Our Ankylosing Spondylitis Physiotherapy Programme
1. Spinal Extension and Postural Exercises
The cornerstone of AS physiotherapy. Daily spinal extension exercises (prone lying, thoracic extension over a rolled towel, standing back bends) maintain the spine's extension capacity and counteract the flexion forces of daily posture and the disease process. These must be performed every day for maximum benefit.
2. Chest Expansion Exercises
AS inflames the costovertebral joints where the ribs attach to the spine, progressively reducing chest expansion and respiratory function. We teach specific breathing exercises and rib cage mobilisation techniques to preserve lung capacity -- critical for long-term health in AS.
3. Hip Mobility Exercises
Hip involvement is common in AS and can significantly impair walking and daily function. Regular hip flexor stretching and rotation exercises preserve hip range of motion alongside the spinal programme.
4. Hydrotherapy
Warm water exercise is particularly beneficial in AS. The buoyancy reduces spinal loading while the warmth reduces joint stiffness, enabling greater range of movement. Many patients find they can exercise more freely in water than on land, especially during flare periods.

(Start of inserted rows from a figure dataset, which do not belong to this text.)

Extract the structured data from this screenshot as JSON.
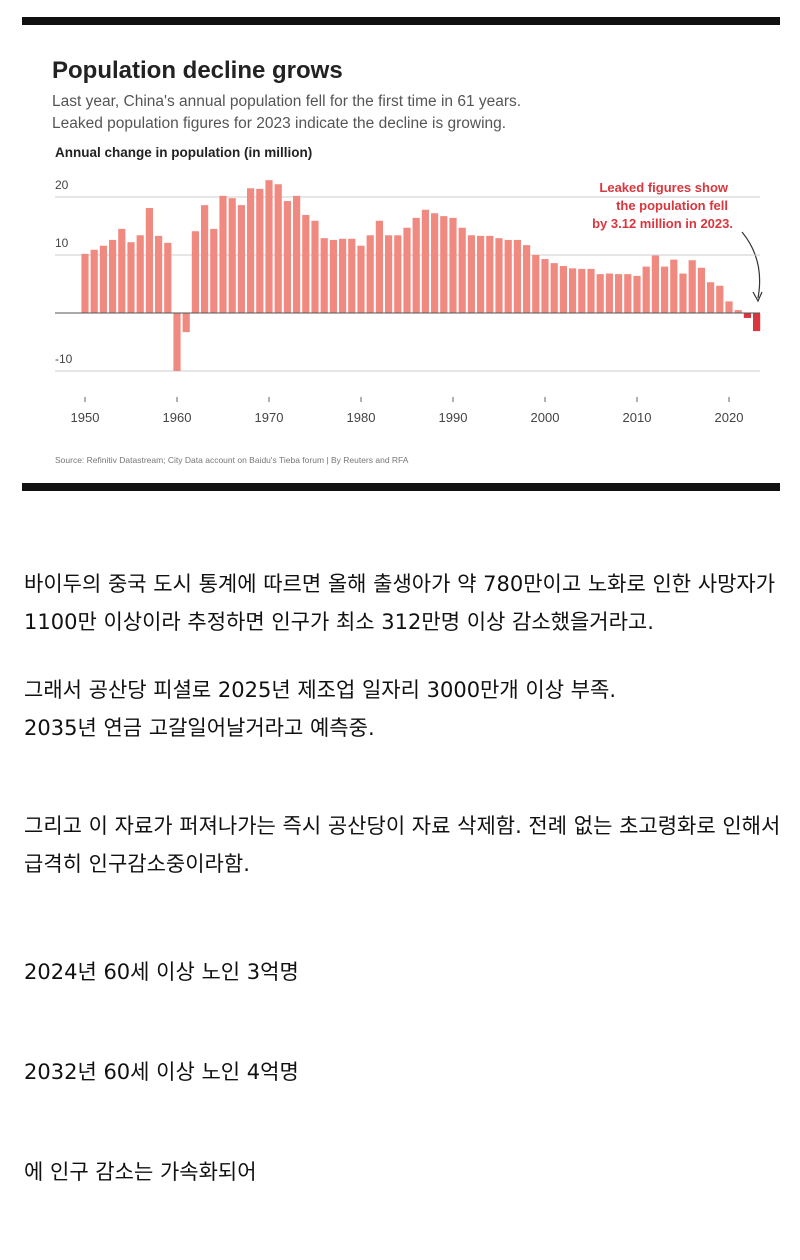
{
  "chart_data": {
    "type": "bar",
    "title": "Population decline grows",
    "subtitle": [
      "Last year, China's annual population fell for the first time in 61 years.",
      "Leaked population figures for 2023 indicate the decline is growing."
    ],
    "y_label": "Annual change in population (in million)",
    "annotation": [
      "Leaked figures show",
      "the population fell",
      "by 3.12 million in 2023."
    ],
    "source": "Source: Refinitiv Datastream; City Data account on Baidu's Tieba forum | By Reuters and RFA",
    "x": [
      1950,
      1951,
      1952,
      1953,
      1954,
      1955,
      1956,
      1957,
      1958,
      1959,
      1960,
      1961,
      1962,
      1963,
      1964,
      1965,
      1966,
      1967,
      1968,
      1969,
      1970,
      1971,
      1972,
      1973,
      1974,
      1975,
      1976,
      1977,
      1978,
      1979,
      1980,
      1981,
      1982,
      1983,
      1984,
      1985,
      1986,
      1987,
      1988,
      1989,
      1990,
      1991,
      1992,
      1993,
      1994,
      1995,
      1996,
      1997,
      1998,
      1999,
      2000,
      2001,
      2002,
      2003,
      2004,
      2005,
      2006,
      2007,
      2008,
      2009,
      2010,
      2011,
      2012,
      2013,
      2014,
      2015,
      2016,
      2017,
      2018,
      2019,
      2020,
      2021,
      2022,
      2023
    ],
    "values": [
      10.2,
      10.9,
      11.6,
      12.6,
      14.5,
      12.2,
      13.4,
      18.1,
      13.3,
      12.1,
      -10.0,
      -3.3,
      14.1,
      18.6,
      14.5,
      20.2,
      19.8,
      18.6,
      21.5,
      21.4,
      22.9,
      22.2,
      19.3,
      20.2,
      16.9,
      15.9,
      12.9,
      12.6,
      12.8,
      12.8,
      11.6,
      13.4,
      15.9,
      13.4,
      13.4,
      14.7,
      16.4,
      17.8,
      17.2,
      16.7,
      16.4,
      14.7,
      13.4,
      13.3,
      13.3,
      12.9,
      12.6,
      12.6,
      11.7,
      10.0,
      9.3,
      8.6,
      8.1,
      7.7,
      7.6,
      7.6,
      6.7,
      6.8,
      6.7,
      6.7,
      6.4,
      8.0,
      9.9,
      8.0,
      9.2,
      6.8,
      9.1,
      7.8,
      5.3,
      4.7,
      2.0,
      0.5,
      -0.85,
      -3.12
    ],
    "color": "#f08a80",
    "highlight_color": "#d9363e",
    "highlight_x": [
      2022,
      2023
    ],
    "xlim": [
      1947,
      2026
    ],
    "xticks": [
      1950,
      1960,
      1970,
      1980,
      1990,
      2000,
      2010,
      2020
    ],
    "ylim": [
      -11,
      24
    ],
    "yticks": [
      -10,
      10,
      20
    ],
    "grid": true
  },
  "post": {
    "paragraphs": [
      [
        "바이두의 중국 도시 통계에 따르면 올해 출생아가 약 780만이고 노화로 인한 사망자가 1100만 이상이라 추정하면 인구가 최소 312만명 이상 감소했을거라고."
      ],
      [
        "그래서 공산당 피셜로 2025년 제조업 일자리 3000만개 이상 부족.",
        "2035년 연금 고갈일어날거라고 예측중."
      ],
      [
        "그리고 이 자료가 퍼져나가는 즉시 공산당이 자료 삭제함. 전례 없는 초고령화로 인해서 급격히 인구감소중이라함."
      ],
      [
        "2024년 60세 이상 노인 3억명"
      ],
      [
        "2032년 60세 이상 노인 4억명"
      ],
      [
        "에 인구 감소는 가속화되어"
      ]
    ]
  }
}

5. Sleep Positioning Guidance
Sleeping position is critical in AS. We recommend sleeping on a firm mattress, using only a thin pillow to maintain cervical alignment, and spending time in prone lying (face down) to counteract the tendency to curl into flexion during sleep.
6. Monitoring and Progression
We regularly measure chest expansion, spinal range of motion, and functional scores to monitor disease progression and adjust the programme. This also provides valuable data for your rheumatologist.
Working with Your Rheumatologist
Physiotherapy works alongside rheumatological treatment (NSAIDs, TNF inhibitors, IL-17 inhibitors). Effective disease control with medication makes physiotherapy more effective; physiotherapy maintains the gains that medication achieves in reducing inflammation. Both are essential.
Frequently Asked Questions
Q: Can physiotherapy prevent spinal fusion in AS?
Evidence suggests that regular extension exercises slow the rate of syndesmophyte (bony bridge) formation and delay fusion. Complete prevention is not guaranteed, but physiotherapy significantly reduces the rate and severity of fusion.
Q: How often should I exercise with ankylosing spondylitis?
Daily. The AS spine stiffens rapidly with inactivity. A minimum of 30 minutes of specific exercises daily is recommended, with additional general activity encouraged. Your physiotherapist will design a sustainable home programme.
Q: What exercises should I avoid with AS?
High-impact contact sports and exercises that place significant compressive or flexion load on a fused spine carry injury risk. Swimming and hydrotherapy are ideal. We assess your specific disease stage and provide tailored activity guidance.